Ia menjadi tegang terus, karena ia tidak percaya bahwa ayahnya juga akan mencintai dia walaupun nilainya rendah.
Dengan terang Roh Kudus sebetulnya kita mampu melihat bahwa dalam diri kita masih banyak segi yang gelap/negatif.
Akan tetapi, seringkali kita bertopeng di hadapan Allah seperti anak tadi atau seperti doa orang Farisi (Luk 18:11-12): “Ya Allah, aku mengucap syukur kepada-Mu, karena aku tidak sama seperti semua orang lain, bukan perampok, bukan orang lalim, bukan pezinah dan bukan seperti pemungut cukai ini, aku berpuasa dua kali seminggu, aku memberikan sepersepuluh dari segala penghasilanku.” ~ kalau kita menganggap diri kita sudah sehat, maka Allah tidak dapat berbuat apa-apa.

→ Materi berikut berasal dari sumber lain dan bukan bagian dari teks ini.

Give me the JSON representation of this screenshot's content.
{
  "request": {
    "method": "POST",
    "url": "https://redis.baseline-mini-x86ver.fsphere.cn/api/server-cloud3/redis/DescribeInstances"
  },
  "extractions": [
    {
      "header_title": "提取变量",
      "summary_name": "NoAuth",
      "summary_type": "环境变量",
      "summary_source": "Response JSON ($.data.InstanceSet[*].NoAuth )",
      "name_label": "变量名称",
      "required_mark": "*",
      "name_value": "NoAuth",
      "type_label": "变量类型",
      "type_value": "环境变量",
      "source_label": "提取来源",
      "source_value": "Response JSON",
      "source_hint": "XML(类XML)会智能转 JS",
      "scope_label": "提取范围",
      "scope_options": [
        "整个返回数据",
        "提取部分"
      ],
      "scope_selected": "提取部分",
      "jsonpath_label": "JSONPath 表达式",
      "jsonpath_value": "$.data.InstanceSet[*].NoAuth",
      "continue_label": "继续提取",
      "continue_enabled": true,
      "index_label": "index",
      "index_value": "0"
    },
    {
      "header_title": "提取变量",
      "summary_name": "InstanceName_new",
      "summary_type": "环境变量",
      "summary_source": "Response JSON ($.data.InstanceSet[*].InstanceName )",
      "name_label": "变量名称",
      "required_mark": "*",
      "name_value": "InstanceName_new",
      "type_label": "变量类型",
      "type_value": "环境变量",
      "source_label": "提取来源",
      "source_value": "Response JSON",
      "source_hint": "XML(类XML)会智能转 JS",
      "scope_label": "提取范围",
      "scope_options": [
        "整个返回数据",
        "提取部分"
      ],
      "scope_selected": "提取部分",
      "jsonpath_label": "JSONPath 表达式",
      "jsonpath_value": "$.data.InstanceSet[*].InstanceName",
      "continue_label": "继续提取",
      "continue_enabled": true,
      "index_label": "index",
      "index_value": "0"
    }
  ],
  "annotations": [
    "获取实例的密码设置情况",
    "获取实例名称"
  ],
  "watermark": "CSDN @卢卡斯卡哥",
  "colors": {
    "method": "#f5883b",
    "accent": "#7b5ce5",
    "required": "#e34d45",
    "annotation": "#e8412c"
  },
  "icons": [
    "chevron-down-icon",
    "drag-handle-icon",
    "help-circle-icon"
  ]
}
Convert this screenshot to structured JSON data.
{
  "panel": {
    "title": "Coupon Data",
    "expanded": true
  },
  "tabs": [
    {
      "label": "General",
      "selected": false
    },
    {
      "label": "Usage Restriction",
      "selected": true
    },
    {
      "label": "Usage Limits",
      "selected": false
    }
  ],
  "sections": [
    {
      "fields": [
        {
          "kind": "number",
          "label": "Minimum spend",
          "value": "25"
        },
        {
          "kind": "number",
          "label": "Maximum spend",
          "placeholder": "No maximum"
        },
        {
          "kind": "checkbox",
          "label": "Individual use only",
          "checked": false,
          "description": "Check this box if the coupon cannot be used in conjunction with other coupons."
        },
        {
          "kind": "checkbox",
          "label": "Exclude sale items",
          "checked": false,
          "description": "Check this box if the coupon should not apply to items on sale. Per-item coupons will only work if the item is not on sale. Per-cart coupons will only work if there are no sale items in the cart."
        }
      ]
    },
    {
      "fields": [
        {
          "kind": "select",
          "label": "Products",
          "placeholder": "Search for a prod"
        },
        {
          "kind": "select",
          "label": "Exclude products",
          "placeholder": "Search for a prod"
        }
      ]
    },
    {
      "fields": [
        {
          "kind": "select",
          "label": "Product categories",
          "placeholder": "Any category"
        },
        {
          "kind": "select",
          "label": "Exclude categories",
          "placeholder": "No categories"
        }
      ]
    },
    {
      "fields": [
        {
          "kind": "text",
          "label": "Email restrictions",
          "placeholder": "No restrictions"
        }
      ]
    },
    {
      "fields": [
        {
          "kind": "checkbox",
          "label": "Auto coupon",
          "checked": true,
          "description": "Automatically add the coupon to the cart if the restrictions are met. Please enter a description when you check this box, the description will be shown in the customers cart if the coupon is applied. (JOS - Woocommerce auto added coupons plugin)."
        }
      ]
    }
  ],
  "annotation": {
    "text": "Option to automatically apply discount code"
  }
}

Bukan orang sehat yang memerlukan tabib, tetapi orang sakit; Aku datang bukan untuk memanggil orang benar, melainkan orang berdosa supaya mereka bertobat (Mat 9:12; Luk 5:32).
Mengapa kita sering mempunyai anggapan demikian keliru? Karena prasangka dan dorongan si jahat dalam hati manusia mengakibatkan manusia menjadi putus asa dan takut untuk membuka diri (pengalaman yang buruk ditolak/dihakimi sesama).
Sehingga yang jahat, yang buruk dan dosa itu dipendam sendiri, sampai akhirnya menjadi nanah dalam hatinya dan menjadi borok. Pada akhirnya kita menganggap orang lain yang selalu salah.
Mengapa demikian? Karena pada dasarnya di dalam lubuk hati manusia, kita selalu ingin diterima, lebih-lebih oleh orang yang dekat dengan kita.
Sebetulnya setiap manusia itu mempunyai keindahan, seperti batu permata yang perlu digosok supaya bersinar-sinar di hadapan Allah.
Kalau secara fisik kita tidak bisa mengubah, hanya Allah yang bisa menggosoknya secara rohani.
Kalau kita tahu bagaimana sikap hati Allah, maka kita juga berani membuka diri kepada-Nya, seperti doa pemungut cukai: “Ya Allah, kasihanilah aku orang berdosa.” ~ sebagai orang yang dibenarkan Allah.
Walaupun kita pendosa berat, kita tetap boleh bersatu dalam Dia. Dengan demikian, kita melakukan segala sesuatu karena kita yakin akan cintakasih Allah menutupi banyak kesalahan (1 Ptr 4:8).
Jadi kita akan melakukan segala perbuatan itu dengan senang hati sebagai ungkapan syukur dan terima kasih supaya kita bisa berkembang dalam kasih Allah, bukan lagi untuk mendapat jasa. Sebaliknya karena kita mencintai Allah.
(Sumber: Warta KPI TL No. 47/III/2008; Cinta Kasih Menutupi Banyak Kesalahan, HDR Januari-Februari 2008 Tahun XII).